Department of Zoology, University of Cambridge, Downing Street, Cambridge, CB2 3EJ, UK.
BMC Bioinformatics. 2021 Mar 9;22(1):115. doi: 10.1186/s12859-021-04048-0.
Today an unprecedented amount of genetic sequence data is stored in publicly available repositories. For decades now, mitochondrial DNA (mtDNA) has been the workhorse of genetic studies, and as a result, there is a large volume of mtDNA data available in these repositories for a wide range of species. Indeed, whilst whole genome sequencing is an exciting prospect for the future, for most non-model organisms' classical markers such as mtDNA remain widely used. By compiling existing data from multiple original studies, it is possible to build powerful new datasets capable of exploring many questions in ecology, evolution and conservation biology. One key question that these data can help inform is what happened in a species' demographic past. However, compiling data in this manner is not trivial, there are many complexities associated with data extraction, data quality and data handling.
Here we present the mtDNAcombine package, a collection of tools developed to manage some of the major decisions associated with handling multi-study sequence data with a particular focus on preparing sequence data for Bayesian skyline plot demographic reconstructions.
There is now more genetic information available than ever before and large meta-data sets offer great opportunities to explore new and exciting avenues of research. However, compiling multi-study datasets still remains a technically challenging prospect. The mtDNAcombine package provides a pipeline to streamline the process of downloading, curating, and analysing sequence data, guiding the process of compiling data sets from the online database GenBank.
如今,大量的遗传序列数据存储在公共可用的存储库中。几十年来,线粒体 DNA(mtDNA)一直是遗传研究的主力军,因此,这些存储库中为广泛的物种提供了大量的 mtDNA 数据。

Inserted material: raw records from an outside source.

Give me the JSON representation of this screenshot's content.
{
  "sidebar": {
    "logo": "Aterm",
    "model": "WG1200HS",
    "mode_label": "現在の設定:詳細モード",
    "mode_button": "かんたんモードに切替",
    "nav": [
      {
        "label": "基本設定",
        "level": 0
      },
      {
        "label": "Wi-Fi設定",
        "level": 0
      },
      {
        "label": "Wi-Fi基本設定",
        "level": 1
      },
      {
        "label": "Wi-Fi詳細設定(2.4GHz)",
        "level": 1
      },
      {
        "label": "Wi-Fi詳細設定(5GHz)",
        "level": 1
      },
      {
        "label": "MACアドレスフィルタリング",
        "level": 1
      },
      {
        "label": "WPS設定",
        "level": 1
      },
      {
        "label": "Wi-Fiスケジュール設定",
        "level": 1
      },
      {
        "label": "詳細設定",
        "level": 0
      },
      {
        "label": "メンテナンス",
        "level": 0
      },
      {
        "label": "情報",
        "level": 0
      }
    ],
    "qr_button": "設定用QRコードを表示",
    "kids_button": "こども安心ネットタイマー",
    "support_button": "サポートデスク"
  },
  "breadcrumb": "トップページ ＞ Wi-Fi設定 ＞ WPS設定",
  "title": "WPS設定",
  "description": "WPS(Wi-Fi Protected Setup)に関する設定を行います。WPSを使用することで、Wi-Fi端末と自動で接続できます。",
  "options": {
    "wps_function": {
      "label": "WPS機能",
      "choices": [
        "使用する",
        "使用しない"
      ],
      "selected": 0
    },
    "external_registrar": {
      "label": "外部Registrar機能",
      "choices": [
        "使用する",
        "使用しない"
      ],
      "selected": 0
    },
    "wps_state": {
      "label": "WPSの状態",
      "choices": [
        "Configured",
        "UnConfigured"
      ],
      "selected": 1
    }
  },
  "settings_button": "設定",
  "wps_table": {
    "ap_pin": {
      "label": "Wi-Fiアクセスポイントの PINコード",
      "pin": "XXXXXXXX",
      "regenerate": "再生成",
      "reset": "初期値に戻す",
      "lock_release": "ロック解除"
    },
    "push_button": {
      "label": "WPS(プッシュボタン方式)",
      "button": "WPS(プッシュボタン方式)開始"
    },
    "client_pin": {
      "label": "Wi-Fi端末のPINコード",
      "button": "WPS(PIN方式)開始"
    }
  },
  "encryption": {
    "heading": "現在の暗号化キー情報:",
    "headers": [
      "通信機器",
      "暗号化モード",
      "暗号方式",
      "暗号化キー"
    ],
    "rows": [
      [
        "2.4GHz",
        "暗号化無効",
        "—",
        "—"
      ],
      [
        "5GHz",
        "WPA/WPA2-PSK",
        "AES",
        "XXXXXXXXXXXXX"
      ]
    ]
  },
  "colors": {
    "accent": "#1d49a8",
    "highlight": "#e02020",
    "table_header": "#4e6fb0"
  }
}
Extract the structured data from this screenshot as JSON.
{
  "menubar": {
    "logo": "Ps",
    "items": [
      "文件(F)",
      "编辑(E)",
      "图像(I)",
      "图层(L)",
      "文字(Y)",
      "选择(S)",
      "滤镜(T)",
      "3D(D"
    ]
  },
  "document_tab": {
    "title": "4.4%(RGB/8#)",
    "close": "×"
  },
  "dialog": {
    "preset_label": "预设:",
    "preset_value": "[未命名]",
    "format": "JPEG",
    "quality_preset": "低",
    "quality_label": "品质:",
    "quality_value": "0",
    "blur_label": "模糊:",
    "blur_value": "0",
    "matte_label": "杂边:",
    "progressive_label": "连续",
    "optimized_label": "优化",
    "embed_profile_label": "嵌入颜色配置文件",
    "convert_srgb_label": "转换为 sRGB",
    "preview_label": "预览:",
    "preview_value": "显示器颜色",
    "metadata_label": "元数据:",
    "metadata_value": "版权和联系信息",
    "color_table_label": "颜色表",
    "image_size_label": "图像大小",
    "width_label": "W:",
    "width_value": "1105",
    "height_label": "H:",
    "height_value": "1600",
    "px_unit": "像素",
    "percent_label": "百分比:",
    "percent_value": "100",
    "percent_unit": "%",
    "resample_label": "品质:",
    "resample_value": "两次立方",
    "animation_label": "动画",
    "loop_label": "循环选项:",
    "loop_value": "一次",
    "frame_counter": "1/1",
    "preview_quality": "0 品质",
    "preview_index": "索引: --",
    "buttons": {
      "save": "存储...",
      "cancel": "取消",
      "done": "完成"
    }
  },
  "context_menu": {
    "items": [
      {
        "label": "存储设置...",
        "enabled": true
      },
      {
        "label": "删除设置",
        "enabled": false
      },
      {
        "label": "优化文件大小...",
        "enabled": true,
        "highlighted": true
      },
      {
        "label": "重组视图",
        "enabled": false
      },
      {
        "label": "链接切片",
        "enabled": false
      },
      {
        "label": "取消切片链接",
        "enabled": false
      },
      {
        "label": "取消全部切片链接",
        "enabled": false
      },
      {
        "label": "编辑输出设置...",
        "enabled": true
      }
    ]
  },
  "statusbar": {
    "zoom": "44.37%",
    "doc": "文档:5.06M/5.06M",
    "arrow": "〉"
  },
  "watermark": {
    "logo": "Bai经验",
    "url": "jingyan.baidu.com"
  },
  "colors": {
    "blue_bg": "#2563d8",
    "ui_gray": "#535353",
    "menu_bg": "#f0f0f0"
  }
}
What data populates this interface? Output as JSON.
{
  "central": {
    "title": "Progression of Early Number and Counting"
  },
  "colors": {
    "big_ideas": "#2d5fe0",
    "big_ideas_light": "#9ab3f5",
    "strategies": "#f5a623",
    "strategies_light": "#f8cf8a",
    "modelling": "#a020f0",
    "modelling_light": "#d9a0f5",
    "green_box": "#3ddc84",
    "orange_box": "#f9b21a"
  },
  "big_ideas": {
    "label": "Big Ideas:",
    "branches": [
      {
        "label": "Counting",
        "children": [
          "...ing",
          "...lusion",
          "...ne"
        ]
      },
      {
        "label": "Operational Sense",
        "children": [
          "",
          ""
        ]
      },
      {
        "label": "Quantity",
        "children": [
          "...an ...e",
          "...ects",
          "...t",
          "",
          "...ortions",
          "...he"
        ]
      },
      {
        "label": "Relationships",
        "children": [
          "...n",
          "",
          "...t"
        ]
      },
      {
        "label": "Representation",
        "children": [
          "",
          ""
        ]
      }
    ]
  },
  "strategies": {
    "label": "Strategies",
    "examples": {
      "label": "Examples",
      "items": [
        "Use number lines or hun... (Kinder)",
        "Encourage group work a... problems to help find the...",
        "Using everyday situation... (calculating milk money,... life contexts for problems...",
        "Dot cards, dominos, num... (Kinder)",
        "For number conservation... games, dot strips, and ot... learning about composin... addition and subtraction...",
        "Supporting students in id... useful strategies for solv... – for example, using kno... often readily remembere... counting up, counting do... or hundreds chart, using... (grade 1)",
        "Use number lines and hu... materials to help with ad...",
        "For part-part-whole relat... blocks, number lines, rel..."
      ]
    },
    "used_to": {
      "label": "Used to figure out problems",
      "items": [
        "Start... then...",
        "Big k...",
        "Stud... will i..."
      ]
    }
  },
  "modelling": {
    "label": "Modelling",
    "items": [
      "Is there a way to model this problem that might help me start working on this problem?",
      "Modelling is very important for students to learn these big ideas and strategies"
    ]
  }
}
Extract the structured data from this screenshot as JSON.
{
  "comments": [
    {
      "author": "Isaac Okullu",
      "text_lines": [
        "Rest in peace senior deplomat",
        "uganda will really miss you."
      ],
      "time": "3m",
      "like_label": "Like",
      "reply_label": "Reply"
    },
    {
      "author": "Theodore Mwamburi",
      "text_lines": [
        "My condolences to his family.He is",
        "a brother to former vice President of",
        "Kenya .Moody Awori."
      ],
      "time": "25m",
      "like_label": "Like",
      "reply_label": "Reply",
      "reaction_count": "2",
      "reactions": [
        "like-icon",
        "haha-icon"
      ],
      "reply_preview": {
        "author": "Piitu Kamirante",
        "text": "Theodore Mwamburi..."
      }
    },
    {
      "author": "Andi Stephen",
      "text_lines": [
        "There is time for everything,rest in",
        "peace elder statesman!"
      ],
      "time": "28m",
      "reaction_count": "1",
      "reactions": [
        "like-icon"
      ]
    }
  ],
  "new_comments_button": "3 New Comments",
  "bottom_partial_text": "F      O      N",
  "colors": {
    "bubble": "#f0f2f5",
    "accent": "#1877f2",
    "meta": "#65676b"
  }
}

事实上,虽然全基因组测序是未来的一个令人兴奋的前景,但对于大多数非模式生物来说,经典标记如 mtDNA 仍然被广泛使用。通过整合来自多个原始研究的现有数据,可以构建功能强大的新数据集,从而能够探索生态学、进化和保护生物学中的许多问题。这些数据可以帮助回答的一个关键问题是,物种的种群历史中发生了什么。然而,以这种方式进行数据整合并不简单,数据提取、数据质量和数据处理都存在许多复杂性。
这里我们介绍了 mtDNAcombine 包,这是一组工具,用于管理与处理多研究序列数据相关的一些主要决策,特别是侧重于为贝叶斯天空线图人口重建准备序列数据。
现在可用的遗传信息比以往任何时候都多,大型元数据集为探索新的和令人兴奋的研究途径提供了巨大的机会。然而,编译多研究数据集仍然是一个具有技术挑战性的前景。mtDNAcombine 包提供了一个流程,用于简化下载、管理和分析序列数据的过程,指导从在线数据库 GenBank 中编译数据集的过程。